5Cs prepare for return to campus on schedule, with potential remote start to classes

Students read pieces submitted to the AAMP Untold Stories event at the Hive.
Students explore the Untold Stories art exhibition in late November. (Emma Jensen • The Student Life)

With two weeks until the spring semester is slated to begin and the omicron variant contributing to record-breaking case counts across the United States, 5C administrators reaffirmed their intent to bring students back to campus on schedule.

All of the 5Cs are now requiring students to receive booster doses of an approved COVID-19 vaccine, with most extending that requirement to employees. Combined with enhanced mitigation measures like robust testing and flexible modes of instruction, the schools are expressing confidence that their plans will allow students to return to Claremont. 

The colleges are “considering a wide range of adaptations in the early phases of our return to campus” to promote health and safety, Claremont McKenna College Dean of Students Dianna Graves CM ’98 and Vice President for Student Affairs Sharon Basso said in a Friday update to students. 

One such adaptation may be remote instruction for the beginning of the semester. The 5C presidents will meet this week to consider the possibility, according to a Monday email from Scripps College interim President Amy Marcus-Newhall.

“This will also address the need for flexibility of our students returning to campus who are navigating airline cancellations and coronavirus infections and/or exposure,” Marcus-Newhall said.

Colleges across the country have already announced an initial switch to remote learning in response to the national surge in cases, including Los Angeles-area schools like Caltech, Loyola Marymount University and several campuses of the University of California

Some institutions, like Princeton University, Yale University and the University of Chicago, have gone further, announcing they’ll delay the beginning of academic terms and students’ returns to campus in the hopes of staving off surges on campus.

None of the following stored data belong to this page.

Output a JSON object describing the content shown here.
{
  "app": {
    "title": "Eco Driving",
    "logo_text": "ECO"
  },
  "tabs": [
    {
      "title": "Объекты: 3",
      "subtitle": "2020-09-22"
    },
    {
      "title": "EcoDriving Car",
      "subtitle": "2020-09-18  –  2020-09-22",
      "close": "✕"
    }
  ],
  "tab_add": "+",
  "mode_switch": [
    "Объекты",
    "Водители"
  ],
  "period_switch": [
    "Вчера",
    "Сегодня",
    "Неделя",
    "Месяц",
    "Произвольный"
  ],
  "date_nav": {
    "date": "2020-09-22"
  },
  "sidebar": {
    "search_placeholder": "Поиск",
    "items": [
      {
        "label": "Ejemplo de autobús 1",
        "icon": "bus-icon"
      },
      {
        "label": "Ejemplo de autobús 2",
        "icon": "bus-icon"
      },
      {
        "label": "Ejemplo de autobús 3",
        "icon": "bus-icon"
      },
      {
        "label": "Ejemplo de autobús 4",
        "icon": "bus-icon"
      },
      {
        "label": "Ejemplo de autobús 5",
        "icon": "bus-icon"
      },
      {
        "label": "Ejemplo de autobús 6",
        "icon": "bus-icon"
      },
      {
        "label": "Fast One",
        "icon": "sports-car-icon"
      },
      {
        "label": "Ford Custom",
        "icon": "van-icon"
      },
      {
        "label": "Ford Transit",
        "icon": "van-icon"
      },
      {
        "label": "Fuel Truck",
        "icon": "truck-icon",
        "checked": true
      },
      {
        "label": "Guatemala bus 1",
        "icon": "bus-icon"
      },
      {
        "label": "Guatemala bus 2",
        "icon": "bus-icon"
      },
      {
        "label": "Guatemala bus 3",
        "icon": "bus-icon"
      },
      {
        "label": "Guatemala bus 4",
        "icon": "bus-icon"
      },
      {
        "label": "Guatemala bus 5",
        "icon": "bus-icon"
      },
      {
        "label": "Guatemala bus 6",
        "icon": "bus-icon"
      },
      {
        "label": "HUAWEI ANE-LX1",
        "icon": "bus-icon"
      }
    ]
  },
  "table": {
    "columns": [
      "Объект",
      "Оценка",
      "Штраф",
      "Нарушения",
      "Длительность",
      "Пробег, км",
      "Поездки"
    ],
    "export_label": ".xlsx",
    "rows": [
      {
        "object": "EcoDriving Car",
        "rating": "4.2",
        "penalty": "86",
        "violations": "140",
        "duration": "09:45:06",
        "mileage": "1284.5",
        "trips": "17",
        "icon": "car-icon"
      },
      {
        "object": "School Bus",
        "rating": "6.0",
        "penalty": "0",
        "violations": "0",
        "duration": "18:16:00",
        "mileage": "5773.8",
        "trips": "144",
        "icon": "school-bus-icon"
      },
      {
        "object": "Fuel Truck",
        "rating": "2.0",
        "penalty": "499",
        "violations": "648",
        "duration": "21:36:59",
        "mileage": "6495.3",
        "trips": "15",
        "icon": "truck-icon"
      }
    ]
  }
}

But the 5Cs don’t seem to be among them. Graves and Basso noted that a coordinated move-in will allow the consortium to begin testing quickly and establish baselines, which will inform mitigation measures like restrictions on campus activities, social gatherings and dining.

“It is likely that we will move as much food service outside as possible for the first two weeks of the semester to reduce transmission while we establish our negative test baselines,” they said.

Pitzer College Vice President for Student Affairs Sandra Vasquez said in a Dec. 17 update that students will test twice a week for the first two weeks of their return. CMC may follow that measure if its medical team recommends it, Graves and Basso said.

To reduce the risk of outbreaks in the two weeks before the semester begins, the colleges have asked many employees to work remotely. 

“This two-week shift to remote work will reduce density and allow time for the College to ramp up staff COVID-19 testing with the Omicron variant surging here in Los Angeles County and around the globe,” Pomona College COO Rob Goldberg and Chief Human Resources Officer Brenda Rushforth said in a Friday message to staff.

All employees will be required to test weekly when they return to campus, the officials said. That requirement will also apply at CMC, the school’s Chief Civil Rights Officer Nyree Gray told staff on Friday.

Marcus-Newhall said “essential on-campus workers” at Scripps will be slated for testing Tuesday or Wednesday and would have to receive a negative test result before returning to work on campus.

Los Angeles County health officials said last week that they have “no plans to advise colleges to move online,” Graves and Basso said. Even so, the 5Cs will have their work cut out for them to minimize spread and keep isolation housing open.

The schools recorded 36 positive tests the week before finals, adding at least 27 in the weeks since then, according to available data. Other institutions, like Middlebury College and Cornell University, struggled with spikes even as students began leaving for winter break. The increases have strained available resources to contact trace exposed students and care for those who fall ill.

LA County saw nearly 45,000 positive tests over the New Year’s weekend, officials said Sunday. With positivity rates exceeding 20 percent, the omicron variant’s intense transmissibility is on full display throughout Southern California and the country.